Insbesondere ein Satz im o. g. Artikel hat mich zu diesen Äußerungen hier veranlasst. Nämlich: „Großbaumverpflanzungen sind sehr selten.“
Mir stellt sich die Frage: Ist das tatsächlich so? Ist das gut so? Kann und soll man daran etwas ändern? Wenn ja, warum und wie?

1976 kam ich mit der Großbaumverpflanzung erstmals in Kontakt. Genaue Zahlen kann ich nicht mehr benennen, aber in den nachfolgenden 32 Jahren am früheren Straßenbauamt Deggendorf werden es wohl so um die 400 umzupflanzende Bäume gewesen sein, bei denen ich Planer, Auftragsvergabe-Vertreter und Bauleiter sein durfte. Also, doch nicht so sehr selten?

Dazu erst einmal ein kurzer Rückblick auf meine gemachten Erfahrungen. Um ehrlich zu sein, die erste Maßnahme 1976 war nicht sehr erfolgreich. Von den damals 25 verpflanzten Bäumen überlebten nur etwa die Hälfte. Die Verpflanzmethode mit den Spatenmaschinen, ist so wie heute, nach wie vor die gleiche. Die Geräte haben sich, abgesehen von technischen Verbesserungen, kaum verändert. Damals jedoch brachte man eine beträchtliche Menge organisches Material in die neue Pflanzgrube ein, das der umgepflanzte Baum wegen der anaeroben Verhältnisse (Faulgase) im Wurzelbereich gar nicht gut vertrug. Man kam jedoch sehr schnell darauf, diese Materialien wegzulassen und dafür andere Arten der Nährstoffzuführung und Einbringung von Mitteln zur Förderung der Wurzelbildung zu finden. Heute wird um jeden Baum unmittelbar nach der Umpflanzung eine so genannte Rehabilitationszone angelegt.

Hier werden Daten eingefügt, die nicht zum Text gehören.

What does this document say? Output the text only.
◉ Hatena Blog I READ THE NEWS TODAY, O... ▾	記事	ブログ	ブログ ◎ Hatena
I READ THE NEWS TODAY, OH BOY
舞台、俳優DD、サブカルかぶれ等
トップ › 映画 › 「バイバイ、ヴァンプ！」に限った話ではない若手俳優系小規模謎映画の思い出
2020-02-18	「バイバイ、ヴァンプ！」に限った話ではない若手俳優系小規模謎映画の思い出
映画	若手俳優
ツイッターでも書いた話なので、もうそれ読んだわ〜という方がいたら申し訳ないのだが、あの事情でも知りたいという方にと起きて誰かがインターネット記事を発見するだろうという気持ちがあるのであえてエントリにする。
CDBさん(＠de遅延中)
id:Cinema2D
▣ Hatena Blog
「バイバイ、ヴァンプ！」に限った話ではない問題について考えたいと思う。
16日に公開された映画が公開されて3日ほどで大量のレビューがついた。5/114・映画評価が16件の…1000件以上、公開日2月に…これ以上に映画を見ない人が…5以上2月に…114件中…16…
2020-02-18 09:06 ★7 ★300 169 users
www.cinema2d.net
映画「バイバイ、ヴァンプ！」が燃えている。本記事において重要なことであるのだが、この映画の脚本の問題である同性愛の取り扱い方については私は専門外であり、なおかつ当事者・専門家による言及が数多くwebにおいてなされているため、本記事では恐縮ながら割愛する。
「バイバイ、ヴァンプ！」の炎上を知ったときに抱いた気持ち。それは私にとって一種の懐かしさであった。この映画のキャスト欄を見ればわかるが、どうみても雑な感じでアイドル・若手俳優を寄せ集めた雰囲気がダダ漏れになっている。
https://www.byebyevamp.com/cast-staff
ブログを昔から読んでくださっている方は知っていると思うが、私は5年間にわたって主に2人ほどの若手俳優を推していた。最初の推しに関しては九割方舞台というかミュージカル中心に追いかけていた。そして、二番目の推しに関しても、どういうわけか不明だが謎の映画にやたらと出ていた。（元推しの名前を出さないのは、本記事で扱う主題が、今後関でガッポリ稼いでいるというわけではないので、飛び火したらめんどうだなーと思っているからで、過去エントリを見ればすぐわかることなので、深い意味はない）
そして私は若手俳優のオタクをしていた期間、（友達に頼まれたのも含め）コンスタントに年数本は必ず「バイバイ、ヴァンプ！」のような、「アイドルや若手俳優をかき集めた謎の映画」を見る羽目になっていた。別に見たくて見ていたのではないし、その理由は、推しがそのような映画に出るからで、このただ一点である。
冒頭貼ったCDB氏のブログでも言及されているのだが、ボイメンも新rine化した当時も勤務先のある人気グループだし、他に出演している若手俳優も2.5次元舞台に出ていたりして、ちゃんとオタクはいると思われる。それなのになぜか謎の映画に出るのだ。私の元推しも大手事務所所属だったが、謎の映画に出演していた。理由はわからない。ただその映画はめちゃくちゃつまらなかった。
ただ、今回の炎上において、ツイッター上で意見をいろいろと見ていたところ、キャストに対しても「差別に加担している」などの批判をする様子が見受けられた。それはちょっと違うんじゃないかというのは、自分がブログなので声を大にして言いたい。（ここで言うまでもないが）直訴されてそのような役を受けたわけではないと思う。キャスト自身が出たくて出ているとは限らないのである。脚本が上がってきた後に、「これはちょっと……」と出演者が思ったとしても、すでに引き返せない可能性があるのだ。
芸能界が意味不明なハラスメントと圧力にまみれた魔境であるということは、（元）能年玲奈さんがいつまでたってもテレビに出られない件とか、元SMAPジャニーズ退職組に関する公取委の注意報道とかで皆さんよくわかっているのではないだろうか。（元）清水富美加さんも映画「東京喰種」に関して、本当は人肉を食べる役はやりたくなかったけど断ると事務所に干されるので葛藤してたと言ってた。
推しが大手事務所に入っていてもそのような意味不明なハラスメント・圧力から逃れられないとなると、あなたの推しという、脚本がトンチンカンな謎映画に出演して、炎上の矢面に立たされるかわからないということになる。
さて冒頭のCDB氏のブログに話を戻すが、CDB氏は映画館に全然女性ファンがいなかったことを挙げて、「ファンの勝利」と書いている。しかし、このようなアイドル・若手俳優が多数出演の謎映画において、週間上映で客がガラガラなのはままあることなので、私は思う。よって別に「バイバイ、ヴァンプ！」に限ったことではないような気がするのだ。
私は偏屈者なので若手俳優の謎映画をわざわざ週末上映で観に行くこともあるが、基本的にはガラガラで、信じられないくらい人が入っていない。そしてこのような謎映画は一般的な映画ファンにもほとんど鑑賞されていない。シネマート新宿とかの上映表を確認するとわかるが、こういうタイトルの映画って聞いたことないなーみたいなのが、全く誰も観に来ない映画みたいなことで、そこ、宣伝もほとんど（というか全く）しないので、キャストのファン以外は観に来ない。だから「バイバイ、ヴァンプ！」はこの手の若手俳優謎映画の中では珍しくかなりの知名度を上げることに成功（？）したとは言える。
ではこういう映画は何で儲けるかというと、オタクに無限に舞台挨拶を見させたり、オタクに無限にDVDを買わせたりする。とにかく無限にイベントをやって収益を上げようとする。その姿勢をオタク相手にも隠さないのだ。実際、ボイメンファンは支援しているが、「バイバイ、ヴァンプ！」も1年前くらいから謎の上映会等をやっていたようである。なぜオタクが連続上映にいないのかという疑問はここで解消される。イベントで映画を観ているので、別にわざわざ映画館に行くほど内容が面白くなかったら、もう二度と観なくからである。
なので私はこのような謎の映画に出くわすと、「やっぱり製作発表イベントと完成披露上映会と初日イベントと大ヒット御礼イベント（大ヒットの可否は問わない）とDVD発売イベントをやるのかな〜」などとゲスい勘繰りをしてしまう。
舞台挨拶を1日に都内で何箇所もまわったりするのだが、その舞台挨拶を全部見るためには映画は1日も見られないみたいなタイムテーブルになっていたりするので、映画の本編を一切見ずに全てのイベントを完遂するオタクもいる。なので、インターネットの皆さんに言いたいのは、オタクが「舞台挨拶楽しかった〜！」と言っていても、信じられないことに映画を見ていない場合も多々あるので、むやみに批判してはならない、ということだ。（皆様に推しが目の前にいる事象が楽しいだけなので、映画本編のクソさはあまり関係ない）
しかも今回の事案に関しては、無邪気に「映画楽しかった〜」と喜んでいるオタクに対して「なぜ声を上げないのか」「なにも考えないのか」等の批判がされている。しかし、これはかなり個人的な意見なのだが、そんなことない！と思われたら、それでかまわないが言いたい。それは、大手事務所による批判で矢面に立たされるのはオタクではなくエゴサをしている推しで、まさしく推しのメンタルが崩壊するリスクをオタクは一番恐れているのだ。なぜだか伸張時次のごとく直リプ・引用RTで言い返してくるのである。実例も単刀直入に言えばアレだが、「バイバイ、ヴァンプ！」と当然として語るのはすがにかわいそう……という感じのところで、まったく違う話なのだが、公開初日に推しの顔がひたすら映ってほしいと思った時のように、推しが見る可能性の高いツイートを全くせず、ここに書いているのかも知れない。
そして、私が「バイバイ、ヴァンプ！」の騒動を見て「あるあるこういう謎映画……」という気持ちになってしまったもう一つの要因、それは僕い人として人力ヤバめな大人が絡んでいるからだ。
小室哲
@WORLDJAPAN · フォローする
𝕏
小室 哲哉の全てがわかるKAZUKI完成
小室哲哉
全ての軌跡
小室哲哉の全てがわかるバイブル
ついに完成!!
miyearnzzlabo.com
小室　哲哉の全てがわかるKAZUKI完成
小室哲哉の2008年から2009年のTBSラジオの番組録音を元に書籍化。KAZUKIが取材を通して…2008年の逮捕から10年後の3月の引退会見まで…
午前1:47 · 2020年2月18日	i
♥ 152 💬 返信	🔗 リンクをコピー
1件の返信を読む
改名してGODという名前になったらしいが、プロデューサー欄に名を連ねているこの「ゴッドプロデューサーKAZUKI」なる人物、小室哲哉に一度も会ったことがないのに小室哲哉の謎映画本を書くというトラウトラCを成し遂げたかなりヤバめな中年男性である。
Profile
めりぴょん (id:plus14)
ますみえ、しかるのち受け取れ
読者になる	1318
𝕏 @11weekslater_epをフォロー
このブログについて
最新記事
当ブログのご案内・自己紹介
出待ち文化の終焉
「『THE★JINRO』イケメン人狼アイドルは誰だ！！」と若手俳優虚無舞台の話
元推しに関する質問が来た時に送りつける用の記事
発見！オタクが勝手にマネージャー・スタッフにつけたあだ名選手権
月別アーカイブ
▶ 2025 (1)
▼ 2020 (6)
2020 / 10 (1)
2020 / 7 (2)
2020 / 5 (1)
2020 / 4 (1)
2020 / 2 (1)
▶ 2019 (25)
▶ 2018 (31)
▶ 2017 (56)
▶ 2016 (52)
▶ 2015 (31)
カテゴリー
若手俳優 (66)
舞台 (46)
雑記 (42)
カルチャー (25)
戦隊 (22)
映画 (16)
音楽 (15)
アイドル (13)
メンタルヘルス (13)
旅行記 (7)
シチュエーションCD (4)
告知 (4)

Ein weiteres entscheidendes Kriterium zum sicheren Anwachsen der umgepflanzten Bäume war die anschließende unumgängliche Pflege. Die Verpflanzungsfirma hatte sich in früheren Jahren im Regelfall darauf verlassen, dass der Auftraggeber der Verpflanzaktion auch diese nachfolgenden Arbeiten an (angestrebt) ortsnahe Landschaftsbaufirmen in Auftrag geben würde. Damit war man aber häufig verlassen. Aus Kostengründen hat der AG oft darauf verzichtet und damit den Anwachserfolg sehr risikobehaftet in Frage gestellt. In der Zwischenzeit sind Großbaumverpflanzungen und Nachsorge in einer Hand. Das ist nach meiner Kenntnis bei der im Artikel genannten Firma Opitz fast immer so. Damit ist sicher gestellt, und das habe ich in langen Jahren meiner diesbezüglichen Tätigkeit erfahren dürfen, dass Ausfälle nur mehr selten vorkommen. Wenn ich zum Beispiel durch Deggendorf gehe oder fahre, treffe ich ständig auf Bäume, die vor 15, 20 Jahren im Zuge von Straßenbaumaßnahmen umgepflanzt wurden, eine klasse Wuchsleistung am neuen Standort brachten und so dastehen, als wären sie schon immer da gestanden. Und das sind nicht wenige. Es dürften so um die 150 sein.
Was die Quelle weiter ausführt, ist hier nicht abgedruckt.